Acara kirab pusaka yang dilakukan Paguyuban Ngudi Utomo pada Sabtu (31/8/2019) malam.

WartaKita.org – Paguyuban Ngudi Utomo yang berada di Dukuh Prengguk, Desa Bogem, Kecamatan Bayat, Kabupaten Klaten mengadakan doa bersama dan melakukan kirab pusaka mengelilingi padepokan tersebut pada Sabtu (31/8/2019) malam.

Doa bersama dan kirab pusaka ini merupakan tradisi rutin yang dilakukan setiap malam 1 Muharam atau malam 1 Sura. Selama kirab, seluruh lampu dimatikan agar tercipta suasana hening.

Bacaan Lainnya

Pemimpin Paguyuban Ngudi Utomo, Sumarno menyampaikan, doa bersama dan kirab pusaka ini merupakan tradisi tahunan yang diadakan pada malam 1 Sura. Ritual ini adalah amanah dari leluhur Keraton Ngayogyakarta.

“Doa bersama ini untuk memohon kepada Allah supaya rakyat Indonesia selalu dilindungi Allah, dan dijauhkan dari segala malapetaka,” katanya.

Tokoh spiritual itu mengatakan, doa bersama dan kirab pusaka ini sebagai wujud syukur kepada Tuhan, sekaligus memohon agar kehidupan masyarakat di tahun yang akan datang menjadi lebih baik.

“Dalam doa bersama dan kirab pusaka ini kita mengucap syukur kepada Tuhan atas karunia yang telah diberikan kepada kita. Kita juga berdoa untuk memohon keselamatan bagi keluarga dan  masyarakat Kabupaten Klaten,” katanya.

Sebagai sesepuh, Mbah Marno merasa mempunyai tanggung jawab untuk melindungi dan mendoakan warga yang mengayom kepada dirinya.

“Saya memohon kepada Allah, semoga Allah melindungi dan memberi barokah kepada masyarakat, khususnya bagi warga Klaten.

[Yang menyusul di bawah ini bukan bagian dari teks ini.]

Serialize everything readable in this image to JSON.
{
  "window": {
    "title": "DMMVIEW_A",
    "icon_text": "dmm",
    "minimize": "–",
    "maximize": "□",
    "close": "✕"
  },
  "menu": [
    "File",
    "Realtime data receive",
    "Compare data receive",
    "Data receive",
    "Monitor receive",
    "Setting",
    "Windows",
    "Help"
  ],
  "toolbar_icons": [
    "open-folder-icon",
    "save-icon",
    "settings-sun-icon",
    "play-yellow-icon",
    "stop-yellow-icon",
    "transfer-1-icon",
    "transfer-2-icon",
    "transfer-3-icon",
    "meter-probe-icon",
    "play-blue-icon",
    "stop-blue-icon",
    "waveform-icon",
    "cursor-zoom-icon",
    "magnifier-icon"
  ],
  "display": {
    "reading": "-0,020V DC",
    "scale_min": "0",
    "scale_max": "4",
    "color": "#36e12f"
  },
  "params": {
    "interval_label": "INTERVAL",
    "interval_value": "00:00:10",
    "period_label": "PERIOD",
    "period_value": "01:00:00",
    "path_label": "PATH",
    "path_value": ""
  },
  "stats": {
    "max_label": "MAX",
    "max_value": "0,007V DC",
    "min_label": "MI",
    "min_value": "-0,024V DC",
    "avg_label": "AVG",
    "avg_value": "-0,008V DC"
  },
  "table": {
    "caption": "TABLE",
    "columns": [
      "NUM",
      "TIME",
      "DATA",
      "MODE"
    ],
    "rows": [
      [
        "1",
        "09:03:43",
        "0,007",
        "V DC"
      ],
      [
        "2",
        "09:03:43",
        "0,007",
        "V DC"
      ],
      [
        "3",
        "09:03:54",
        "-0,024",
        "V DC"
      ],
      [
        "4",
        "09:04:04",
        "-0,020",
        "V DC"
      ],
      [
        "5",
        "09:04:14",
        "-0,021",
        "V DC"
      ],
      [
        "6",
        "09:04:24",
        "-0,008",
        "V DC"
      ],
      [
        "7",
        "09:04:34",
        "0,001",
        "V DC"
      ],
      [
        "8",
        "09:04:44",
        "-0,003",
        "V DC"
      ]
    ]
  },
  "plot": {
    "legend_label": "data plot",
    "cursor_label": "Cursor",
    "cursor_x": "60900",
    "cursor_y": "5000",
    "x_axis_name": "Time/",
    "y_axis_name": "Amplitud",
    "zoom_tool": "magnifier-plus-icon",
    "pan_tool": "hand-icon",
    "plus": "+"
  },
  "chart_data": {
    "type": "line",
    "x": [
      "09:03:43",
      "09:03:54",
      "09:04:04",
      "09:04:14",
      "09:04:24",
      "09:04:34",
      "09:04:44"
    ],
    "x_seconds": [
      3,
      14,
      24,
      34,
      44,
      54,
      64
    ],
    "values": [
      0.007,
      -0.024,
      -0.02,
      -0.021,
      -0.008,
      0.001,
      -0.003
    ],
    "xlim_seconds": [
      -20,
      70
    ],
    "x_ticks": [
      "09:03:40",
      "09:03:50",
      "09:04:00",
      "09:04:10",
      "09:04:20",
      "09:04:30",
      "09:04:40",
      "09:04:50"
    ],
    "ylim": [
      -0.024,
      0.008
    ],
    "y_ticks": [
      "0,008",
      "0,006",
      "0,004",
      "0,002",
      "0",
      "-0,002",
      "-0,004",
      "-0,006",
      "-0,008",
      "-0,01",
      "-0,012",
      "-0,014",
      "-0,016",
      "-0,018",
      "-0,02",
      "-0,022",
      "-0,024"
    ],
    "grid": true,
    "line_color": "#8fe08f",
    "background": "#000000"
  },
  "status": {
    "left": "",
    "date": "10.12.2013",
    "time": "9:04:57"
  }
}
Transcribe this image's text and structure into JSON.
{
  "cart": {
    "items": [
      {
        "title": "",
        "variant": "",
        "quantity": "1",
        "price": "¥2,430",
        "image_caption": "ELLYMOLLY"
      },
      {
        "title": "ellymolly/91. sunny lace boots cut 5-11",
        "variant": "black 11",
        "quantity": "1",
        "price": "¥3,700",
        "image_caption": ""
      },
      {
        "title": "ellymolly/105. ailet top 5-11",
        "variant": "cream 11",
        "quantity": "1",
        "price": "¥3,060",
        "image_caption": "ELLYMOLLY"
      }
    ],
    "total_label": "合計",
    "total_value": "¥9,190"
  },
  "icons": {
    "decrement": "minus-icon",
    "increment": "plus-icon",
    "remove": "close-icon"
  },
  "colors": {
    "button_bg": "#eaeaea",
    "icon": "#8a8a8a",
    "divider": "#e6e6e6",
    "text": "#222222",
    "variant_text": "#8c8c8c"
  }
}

Semoga Klaten selalu diberi aman, ayom, ayem, dan tentrem. Dan semoga para pejabat dan pemimpin bisa melindungi masyarakat dan rakyat Indonesia,” ujarnya.

Dalam kirab pusaka, Raden Sumarno membawa sejumlah pusaka dari Keraton Mataram dan mengelilingi padepokan. Dia diikuti sejumlah kawula dari Keraton Surakarta dan Keraton Ngayogyakarta. Pusaka yang dikirab adalah Keris Empu Supo, Keris Kyai Jangkung, dan Tombak Kancing Kanil.

“Doa bersama dan kirab pusaka ini sudah dilakukan sejak lama. Dan sekarang, saya yang melanjutkan amanah dari mbah saya ini,” ucapnya.

Doa bersama dan kirab pusaka ini dihadiri ratusan orang. Dari warga sekitar, para kawula dari Keraton Surakarta dan Keraton Ngayogyakarta, hingga sejumlah pejabat.

Mereka berdoa dan berharap, semoga warga sekitar dan masyarakat Klaten selalu diberikan keselamatan dan keberkahan. Dan semoga, di tahun yang akan datang ini kehidupan mereka menjadi lebih baik.